Marc Collin, musician, Nouvelle Vague
Another artist would have done something completely different – good or bad. Everything is dependent on the personality of the artist who is doing the cover.
We’ve all heard some shocking cover bands in our time – particularly at dingy pubs around town. Nouvelle Vague is nothing like any cover band you’ve heard. The long-running band has made a career out of reinterpreting popular new wave classics from the likes of Joy Division, Blondie, Depeche Mode, Echo & The Bunnymen and more in a smooth bossa nova style. Nouvelle Vague will soon be heading Down Under to perform at So Frenchy So Chic, Brisbane Powerhouse’s popular concert series celebrating French music and performance. Ahead of Nouvelle Vague’s appearance at So Frenchy So Chic, we chatted with founding member Marc Collin about what makes a song worthy of reinterpretation, the band’s latest album and what audiences can expect from their show.
What first inspired you to cover and reinterpret new wave music?
I had this kind of vision of a young Brazilian girl on a beach in Rio, singing ‘Love Will Tear Us Apart’ with a simple guitar. I thought, “I want to listen to that in real life!” So then I called Olivier to start the project.
Is there a special characteristic that you listen out for when picking songs for Nouvelle Vague albums?

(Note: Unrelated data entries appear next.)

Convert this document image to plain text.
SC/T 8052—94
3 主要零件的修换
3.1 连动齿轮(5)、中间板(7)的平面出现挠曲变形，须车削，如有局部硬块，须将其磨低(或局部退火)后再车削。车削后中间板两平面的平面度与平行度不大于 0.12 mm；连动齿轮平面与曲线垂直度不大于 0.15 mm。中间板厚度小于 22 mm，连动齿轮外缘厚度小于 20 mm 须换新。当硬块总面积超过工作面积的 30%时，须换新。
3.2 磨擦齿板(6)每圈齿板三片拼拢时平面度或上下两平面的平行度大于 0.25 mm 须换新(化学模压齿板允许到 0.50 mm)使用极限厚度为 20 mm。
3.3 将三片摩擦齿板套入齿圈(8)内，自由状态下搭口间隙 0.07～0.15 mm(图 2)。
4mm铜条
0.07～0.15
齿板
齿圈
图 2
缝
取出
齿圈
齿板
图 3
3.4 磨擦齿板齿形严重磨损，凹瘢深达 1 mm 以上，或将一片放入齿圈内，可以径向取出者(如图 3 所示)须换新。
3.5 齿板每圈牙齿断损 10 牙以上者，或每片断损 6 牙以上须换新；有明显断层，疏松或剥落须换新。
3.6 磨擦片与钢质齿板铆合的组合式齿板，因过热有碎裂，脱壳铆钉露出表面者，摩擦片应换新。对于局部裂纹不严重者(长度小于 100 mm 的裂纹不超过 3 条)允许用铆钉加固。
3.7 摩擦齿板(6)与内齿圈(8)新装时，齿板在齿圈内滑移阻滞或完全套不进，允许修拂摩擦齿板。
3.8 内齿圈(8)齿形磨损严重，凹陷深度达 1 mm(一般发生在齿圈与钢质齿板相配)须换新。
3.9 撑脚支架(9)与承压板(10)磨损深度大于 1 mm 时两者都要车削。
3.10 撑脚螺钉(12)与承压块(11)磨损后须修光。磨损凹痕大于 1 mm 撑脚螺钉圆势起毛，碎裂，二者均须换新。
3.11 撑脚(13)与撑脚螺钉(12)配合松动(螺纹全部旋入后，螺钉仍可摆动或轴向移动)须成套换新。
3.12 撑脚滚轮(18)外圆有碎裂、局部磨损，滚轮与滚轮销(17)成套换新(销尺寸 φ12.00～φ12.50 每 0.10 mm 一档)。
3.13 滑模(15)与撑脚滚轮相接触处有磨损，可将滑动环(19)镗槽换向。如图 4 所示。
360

Not really! I can be inspired by different things such as the story of the band, the lyrics or the music.
Your newest album I Could Be Happy came out this year and features songs penned by the likes of Cocteau Twins, The Ramones and The Cure – what made these particular songs perfect for reinterpretation?
I’m not sure they are perfect for reinterpretation. Another artist would have done something completely different – good or bad. Everything is dependent on the personality of the artist who is doing the cover.
I Could Be Happy is also the first album Nouvelle Vague has released with original compositions. What can you tell us about these songs?
I wanted to have something new on this album and I thought, why not putting our own songs too? A lot of people don’t know we only do covers because they don’t know most of the original songs. We can think it’s because they like our sound and our voices.
Nouvelle Vague is quite unique in that it features a rotating line-up of female performers. Is there one female artist, dead or alive, that you would love to work with?
Dead – Julie London, she’s my perfect singer! Alive – I don’t know! Maybe Nora Jones or Hope Sandoval.
We are really excited to catch Nouvelle Vague for So Frenchy So Chic at the Brisbane Powerhouse – what can audiences expect to hear on the set list?
It’s a brand new show with a lot of the new album – but we have included some our classics too!
Seeing as Nouvelle Vague prefers music from the new wave movement of the 70s and 80s, is there any song outside of that era that you’d love to record a cover of one day?
We listening to a lot of music outside of the 70 and 80s. I’ve also done an album called Bristol, which covers the trip-hop bands from the 90s.
What are some words of wisdom that you live by?
I don’t know if I have any – I’m a dreamer!